I should have started my own vent. :o
Sara :)

Mami2Cute
07-20-2003, 08:23 PM
((HUGS TO EVERYONE))

Atleast we all are in the same boat.. and THANK YOU LADIES that have reminded me that some do say thanks still.

And Moody, I too find it hard to believe when my own children say thanks more then the older people I run into.

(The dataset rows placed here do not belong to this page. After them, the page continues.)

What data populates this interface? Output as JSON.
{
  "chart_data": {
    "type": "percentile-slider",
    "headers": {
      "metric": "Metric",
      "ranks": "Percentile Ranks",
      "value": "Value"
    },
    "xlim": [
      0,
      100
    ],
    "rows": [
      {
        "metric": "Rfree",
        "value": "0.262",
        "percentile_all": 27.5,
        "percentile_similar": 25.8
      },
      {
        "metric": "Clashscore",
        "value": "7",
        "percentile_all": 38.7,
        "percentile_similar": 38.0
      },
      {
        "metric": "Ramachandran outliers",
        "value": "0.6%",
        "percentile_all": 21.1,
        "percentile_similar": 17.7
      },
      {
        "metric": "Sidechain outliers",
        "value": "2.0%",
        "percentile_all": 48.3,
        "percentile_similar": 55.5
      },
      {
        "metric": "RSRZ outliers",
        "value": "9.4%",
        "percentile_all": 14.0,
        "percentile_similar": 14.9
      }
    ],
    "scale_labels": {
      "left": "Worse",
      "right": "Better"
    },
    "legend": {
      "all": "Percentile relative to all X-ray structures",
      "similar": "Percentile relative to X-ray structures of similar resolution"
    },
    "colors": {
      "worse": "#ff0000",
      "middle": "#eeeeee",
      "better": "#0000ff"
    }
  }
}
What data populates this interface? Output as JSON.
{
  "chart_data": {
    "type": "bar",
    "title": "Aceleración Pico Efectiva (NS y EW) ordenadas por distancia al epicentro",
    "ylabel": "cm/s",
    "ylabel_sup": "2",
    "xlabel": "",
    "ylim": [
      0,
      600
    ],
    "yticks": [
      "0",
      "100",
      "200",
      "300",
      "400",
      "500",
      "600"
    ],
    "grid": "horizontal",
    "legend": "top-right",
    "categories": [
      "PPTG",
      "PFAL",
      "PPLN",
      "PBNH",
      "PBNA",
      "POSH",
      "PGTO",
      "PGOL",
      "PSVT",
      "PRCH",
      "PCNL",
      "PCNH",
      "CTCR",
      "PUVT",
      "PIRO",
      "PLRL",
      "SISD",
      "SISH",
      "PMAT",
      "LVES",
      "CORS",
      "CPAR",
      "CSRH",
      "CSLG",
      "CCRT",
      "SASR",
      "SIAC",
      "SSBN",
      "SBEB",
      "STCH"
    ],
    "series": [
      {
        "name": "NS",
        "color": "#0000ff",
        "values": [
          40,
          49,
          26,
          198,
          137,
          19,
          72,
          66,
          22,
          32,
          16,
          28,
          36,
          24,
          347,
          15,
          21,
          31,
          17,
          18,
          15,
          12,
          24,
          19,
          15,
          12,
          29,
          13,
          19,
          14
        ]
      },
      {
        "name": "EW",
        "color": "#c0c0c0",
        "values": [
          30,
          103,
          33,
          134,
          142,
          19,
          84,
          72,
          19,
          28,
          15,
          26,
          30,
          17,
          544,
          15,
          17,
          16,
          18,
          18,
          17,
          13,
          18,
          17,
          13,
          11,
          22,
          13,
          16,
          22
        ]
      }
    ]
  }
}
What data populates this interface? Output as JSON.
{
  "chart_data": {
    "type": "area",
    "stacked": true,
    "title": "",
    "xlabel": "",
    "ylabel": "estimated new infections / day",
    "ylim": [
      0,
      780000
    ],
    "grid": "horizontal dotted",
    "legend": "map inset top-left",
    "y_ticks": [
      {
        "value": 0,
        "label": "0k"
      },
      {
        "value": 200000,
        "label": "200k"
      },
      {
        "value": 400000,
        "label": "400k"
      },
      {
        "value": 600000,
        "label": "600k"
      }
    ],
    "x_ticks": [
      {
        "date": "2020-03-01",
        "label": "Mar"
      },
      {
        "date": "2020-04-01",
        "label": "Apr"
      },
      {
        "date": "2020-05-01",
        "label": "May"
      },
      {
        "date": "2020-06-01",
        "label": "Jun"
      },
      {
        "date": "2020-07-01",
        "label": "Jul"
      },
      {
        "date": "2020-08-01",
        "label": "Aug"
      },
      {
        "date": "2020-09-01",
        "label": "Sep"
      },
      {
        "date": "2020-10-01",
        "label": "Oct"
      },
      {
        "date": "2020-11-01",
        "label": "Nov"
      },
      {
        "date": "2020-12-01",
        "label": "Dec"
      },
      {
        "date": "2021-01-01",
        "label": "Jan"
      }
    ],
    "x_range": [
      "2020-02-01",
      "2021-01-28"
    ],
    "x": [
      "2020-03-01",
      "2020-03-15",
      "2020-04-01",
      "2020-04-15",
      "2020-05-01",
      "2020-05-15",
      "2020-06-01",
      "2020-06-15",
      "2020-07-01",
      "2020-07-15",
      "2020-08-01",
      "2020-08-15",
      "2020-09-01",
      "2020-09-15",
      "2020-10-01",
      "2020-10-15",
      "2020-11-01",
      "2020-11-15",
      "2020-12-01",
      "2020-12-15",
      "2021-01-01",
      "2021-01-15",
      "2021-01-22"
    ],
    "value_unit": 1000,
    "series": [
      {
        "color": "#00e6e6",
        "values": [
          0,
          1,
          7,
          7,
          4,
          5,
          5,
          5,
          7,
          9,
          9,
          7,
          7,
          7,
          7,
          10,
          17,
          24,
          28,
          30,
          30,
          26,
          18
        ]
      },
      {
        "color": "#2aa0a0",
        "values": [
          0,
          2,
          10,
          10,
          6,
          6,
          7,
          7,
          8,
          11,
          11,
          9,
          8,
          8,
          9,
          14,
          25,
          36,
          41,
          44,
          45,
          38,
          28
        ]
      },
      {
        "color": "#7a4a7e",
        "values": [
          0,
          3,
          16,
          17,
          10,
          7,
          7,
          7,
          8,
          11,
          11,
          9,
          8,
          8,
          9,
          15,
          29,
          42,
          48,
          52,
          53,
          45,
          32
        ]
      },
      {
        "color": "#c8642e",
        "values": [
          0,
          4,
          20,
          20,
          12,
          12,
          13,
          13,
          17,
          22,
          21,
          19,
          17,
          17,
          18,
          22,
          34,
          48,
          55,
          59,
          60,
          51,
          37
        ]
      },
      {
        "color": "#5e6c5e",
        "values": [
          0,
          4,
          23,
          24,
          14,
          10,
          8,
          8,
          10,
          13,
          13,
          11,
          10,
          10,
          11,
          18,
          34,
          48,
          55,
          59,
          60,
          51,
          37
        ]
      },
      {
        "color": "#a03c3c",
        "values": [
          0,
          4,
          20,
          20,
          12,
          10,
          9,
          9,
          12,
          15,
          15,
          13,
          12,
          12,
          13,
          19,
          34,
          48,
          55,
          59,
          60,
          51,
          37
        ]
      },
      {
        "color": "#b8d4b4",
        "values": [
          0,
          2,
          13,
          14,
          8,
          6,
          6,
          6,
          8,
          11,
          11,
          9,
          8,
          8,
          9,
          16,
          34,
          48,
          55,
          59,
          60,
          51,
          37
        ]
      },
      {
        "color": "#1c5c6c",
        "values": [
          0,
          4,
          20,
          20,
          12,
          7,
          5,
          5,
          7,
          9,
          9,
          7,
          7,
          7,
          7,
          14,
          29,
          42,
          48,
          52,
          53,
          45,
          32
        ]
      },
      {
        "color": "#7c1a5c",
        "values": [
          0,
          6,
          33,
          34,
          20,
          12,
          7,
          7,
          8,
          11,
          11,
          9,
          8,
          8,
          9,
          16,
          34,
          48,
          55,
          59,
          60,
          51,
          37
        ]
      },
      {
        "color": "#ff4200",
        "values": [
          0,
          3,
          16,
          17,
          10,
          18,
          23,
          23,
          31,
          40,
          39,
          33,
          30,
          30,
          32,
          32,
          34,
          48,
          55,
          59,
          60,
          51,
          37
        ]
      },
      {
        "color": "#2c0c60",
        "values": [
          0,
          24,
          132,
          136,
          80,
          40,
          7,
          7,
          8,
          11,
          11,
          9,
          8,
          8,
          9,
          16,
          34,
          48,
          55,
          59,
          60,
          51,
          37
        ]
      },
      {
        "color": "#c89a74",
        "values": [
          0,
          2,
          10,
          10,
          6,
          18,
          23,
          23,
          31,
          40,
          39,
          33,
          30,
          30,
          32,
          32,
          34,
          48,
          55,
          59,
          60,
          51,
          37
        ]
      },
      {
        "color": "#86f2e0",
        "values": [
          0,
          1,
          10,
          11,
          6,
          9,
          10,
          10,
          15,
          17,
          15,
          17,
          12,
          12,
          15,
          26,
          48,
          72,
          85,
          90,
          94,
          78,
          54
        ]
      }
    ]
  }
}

At my SIL birthday party (she is 6) half of the kids, ranged in ages of 6-10, they were rude rude rude! I wanted to tie a few of them up since I somehow seemed to get left with all 20 of them... They were yelling and screaming over who got what piece of cake, how much ice cream, what plate, just everything they could. And there was my 2 y/o saying thank you tons and tons. He gave us all a nice laugh when he was handed his plate (said thank you), was served some cake (thank you again) ice cream (another thank you) and 2 more thank yous when he got his napkin and fork. All the adults were "awwww" about him and saying thanks and I was thinking, 'Did your kids EVER say thanks?'

Thank You is contagious in our home, his little brother who is almost 1, if he doesn't say thank you (what comes out sounding like tay you) then his big brother (the 2 y/o) refuses to give it to him. I have a little helper in teaching manners now i guess, and he even gets me when I forget to tell him thank you, lol

ocvachick
07-20-2003, 08:39 PM
from working in a grocery store for awhile and a thrift store.. all local, i learned how to respect the words "thank you" and "have a nice day" the ones who actually said those 2 lines made my days brighter. Some people just walk by and never say a word, throw money on the counter and walk away.

i try to be as nice as i can be to people until given a reason not to be. more people should be polite and respectful these days.